Estava sendo difícil
para Fagner lidar com aqueles dias tão nebulosos. Os seus pais não entendiam
que ele, aos 17 anos, enfrentava uma chuva de novidades nos seus sentimentos. O
mais importante: não escolheu senti-los. Não escolheu gostar de quem estava
gostando, muito menos desejar. Fagner conhecia pessoas novas, com gostos e
desejos semelhantes do dele, que o entendiam e o aceitavam, se divertiam como
ele se divertia. Acima de tudo, o rapaz de olhos tristes, lábios miúdos e
queixo fundo estava se conhecendo, se descobrindo. E isso não era fácil.
No entanto, Fagner
estava absorto demais nos seus conflitos. Também não aguentaria esperar até
encontrar J.C. Tirou da mochila um lápis e o caderno. As paradas abruptas, os
apertos e a quentura do ônibus não o impediram a rasurar uns versos no papel.
Pessoas sentaram ao lado de Fagner e se levantaram. Nada o tirou a
concentração. Estava no fim dos versos, que saíam rajados, quando uma garota
sentou ao lado dele. Cumprimentou-o com um rápido sorriso e começou a vasculhar
a bolsa pesada a procura de algo. Fagner não sabia disfarçar. Eles deveriam ter
a mesma idade. Branca como a maçã, de cabelos vermelhos como a neve. Um corpo
certo, sem excessos. A atenção de Fagner tomou o rumo da criatura de aura
angelical que desceu ao lado dele.
- Aí, meu Deus. Vou
ficar maluca! – a menina largou a bolsa e cruzou os braços. – Não aguento mais
estudar. Vou ficar doida!
A menina desabafava.
Fagner só não sabia se era com ele ou se estava falando sozinha. O espanto no
rosto dele o foi percebido pela garota.
- Ah, desculpa. –
pediu a garota, educadamente. – É que eu realmente não sei como tô aguentando.

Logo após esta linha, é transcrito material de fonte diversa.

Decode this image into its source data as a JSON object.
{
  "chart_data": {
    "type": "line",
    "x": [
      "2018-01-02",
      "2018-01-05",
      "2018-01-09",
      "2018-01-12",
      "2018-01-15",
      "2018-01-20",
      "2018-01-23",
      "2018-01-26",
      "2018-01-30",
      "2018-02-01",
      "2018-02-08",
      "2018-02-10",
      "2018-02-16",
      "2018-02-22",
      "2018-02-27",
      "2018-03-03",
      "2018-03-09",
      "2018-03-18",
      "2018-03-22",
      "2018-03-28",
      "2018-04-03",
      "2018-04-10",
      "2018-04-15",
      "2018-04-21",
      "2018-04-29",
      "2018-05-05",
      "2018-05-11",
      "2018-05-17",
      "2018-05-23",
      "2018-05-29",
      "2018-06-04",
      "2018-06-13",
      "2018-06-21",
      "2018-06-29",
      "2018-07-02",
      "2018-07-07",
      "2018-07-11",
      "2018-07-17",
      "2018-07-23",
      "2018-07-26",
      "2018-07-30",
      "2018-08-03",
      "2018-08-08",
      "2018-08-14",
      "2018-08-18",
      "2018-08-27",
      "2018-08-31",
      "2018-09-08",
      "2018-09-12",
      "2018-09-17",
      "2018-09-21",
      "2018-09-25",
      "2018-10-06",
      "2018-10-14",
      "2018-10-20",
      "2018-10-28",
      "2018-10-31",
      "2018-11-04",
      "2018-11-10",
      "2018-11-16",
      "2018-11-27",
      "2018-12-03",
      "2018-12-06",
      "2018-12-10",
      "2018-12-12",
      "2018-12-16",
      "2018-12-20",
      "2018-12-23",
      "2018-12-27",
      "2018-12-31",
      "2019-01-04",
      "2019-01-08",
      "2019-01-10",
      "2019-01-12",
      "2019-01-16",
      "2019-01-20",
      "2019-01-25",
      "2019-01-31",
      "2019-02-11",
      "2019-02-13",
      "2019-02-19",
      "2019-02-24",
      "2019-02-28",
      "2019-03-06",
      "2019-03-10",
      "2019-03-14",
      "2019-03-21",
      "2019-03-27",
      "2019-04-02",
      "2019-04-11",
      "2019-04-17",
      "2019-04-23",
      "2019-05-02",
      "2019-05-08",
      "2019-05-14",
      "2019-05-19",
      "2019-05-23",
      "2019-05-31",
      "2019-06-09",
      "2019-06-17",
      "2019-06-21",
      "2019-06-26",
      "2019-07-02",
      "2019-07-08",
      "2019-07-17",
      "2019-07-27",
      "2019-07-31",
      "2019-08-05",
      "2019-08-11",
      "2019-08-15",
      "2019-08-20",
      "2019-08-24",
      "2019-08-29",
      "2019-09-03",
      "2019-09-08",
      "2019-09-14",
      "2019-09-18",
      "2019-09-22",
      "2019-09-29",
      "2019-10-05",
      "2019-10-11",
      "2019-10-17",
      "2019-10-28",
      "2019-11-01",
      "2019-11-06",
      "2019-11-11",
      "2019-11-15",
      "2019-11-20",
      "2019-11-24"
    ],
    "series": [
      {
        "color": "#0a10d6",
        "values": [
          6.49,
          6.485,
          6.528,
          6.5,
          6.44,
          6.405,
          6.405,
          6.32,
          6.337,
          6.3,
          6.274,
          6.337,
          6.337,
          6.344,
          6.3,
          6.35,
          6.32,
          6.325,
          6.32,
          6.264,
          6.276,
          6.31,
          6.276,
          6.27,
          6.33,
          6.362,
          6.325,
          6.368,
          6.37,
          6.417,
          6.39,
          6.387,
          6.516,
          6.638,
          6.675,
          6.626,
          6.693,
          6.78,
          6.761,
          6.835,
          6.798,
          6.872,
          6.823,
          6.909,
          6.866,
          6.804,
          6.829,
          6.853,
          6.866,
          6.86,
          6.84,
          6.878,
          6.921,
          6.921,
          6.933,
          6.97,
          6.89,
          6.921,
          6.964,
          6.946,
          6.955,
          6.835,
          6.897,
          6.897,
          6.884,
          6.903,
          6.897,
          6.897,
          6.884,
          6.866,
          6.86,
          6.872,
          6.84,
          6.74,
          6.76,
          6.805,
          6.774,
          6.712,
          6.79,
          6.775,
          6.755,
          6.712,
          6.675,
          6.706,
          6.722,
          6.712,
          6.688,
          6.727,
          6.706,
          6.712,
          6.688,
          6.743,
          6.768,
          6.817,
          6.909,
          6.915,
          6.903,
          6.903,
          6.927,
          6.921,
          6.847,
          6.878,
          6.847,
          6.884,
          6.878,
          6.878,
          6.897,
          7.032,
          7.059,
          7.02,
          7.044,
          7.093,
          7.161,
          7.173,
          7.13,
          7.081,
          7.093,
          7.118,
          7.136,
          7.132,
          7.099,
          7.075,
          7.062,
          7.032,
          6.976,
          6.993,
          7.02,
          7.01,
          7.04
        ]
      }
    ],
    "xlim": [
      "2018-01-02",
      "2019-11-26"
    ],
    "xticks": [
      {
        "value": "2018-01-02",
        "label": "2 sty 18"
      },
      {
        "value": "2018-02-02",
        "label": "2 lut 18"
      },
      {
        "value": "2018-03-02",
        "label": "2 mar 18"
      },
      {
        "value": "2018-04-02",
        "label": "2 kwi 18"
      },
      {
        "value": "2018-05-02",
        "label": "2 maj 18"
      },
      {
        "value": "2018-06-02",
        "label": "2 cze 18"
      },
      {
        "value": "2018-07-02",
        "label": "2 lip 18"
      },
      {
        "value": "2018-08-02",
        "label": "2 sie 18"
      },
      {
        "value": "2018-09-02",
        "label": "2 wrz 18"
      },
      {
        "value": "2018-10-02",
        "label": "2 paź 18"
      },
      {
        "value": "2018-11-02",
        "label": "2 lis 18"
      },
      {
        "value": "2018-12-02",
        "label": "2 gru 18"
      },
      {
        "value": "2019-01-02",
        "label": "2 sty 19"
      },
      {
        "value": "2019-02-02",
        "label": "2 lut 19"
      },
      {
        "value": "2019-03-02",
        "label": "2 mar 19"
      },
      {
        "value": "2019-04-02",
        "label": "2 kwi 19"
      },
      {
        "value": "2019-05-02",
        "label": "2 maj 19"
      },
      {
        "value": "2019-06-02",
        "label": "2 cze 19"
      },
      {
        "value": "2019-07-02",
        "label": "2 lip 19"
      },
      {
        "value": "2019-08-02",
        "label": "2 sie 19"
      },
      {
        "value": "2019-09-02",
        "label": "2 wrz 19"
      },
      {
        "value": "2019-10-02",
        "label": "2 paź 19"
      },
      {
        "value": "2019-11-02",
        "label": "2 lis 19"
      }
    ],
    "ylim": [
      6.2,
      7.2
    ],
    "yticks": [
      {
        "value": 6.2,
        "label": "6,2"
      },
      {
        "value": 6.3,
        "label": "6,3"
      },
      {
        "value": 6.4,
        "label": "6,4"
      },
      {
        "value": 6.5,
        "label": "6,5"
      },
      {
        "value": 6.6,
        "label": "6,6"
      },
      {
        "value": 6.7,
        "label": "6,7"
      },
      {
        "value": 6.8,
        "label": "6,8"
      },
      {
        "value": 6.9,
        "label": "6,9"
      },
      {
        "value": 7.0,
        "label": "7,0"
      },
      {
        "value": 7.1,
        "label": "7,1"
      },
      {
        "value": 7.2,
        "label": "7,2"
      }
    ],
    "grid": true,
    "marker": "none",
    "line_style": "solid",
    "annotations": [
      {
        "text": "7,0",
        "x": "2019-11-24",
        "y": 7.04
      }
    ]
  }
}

É seminário, relatório, provas... Ainda bem que eu não faço tudo sozinha.
Sempre divido com as minhas amigas, senão eu estaria sufocada. Tô louca pra
ficar de férias. Tirar um tempo pra ficar em casa, sem ter nada pra fazer... –
disparou, mas de repente se calou. A menina fez um jeito dengoso, meio que se
desculpando. – Ah, desculpa. Eu tô falando muito, né? Eu sou assim mesmo.
A reação de Fagner
foi um sorriso. A menina o tirou da tristeza por aqueles minutos. A liberdade
no jeito tenro o libertou de suas próprias algemas. E ela percebeu.
- Você tá bem? – ela perguntou,
parecendo preocupada. Os cabelos avermelhados dela combinavam com a brancura da
sua pele. Era uma garota diferente. A presença dela o trouxe conforto. - Acho
que você tá meio triste.
- Eu tô, um pouco. –
respondeu Fagner, vendo-se longe das algemas.
- Você tá a fim de
conversar? – a menina era ainda mais doce, se dispondo a ouvi-lo. O ônibus
freou com violência, derrubando-o nele. – Ah, desculpa. Mas... Ai, meu Deus.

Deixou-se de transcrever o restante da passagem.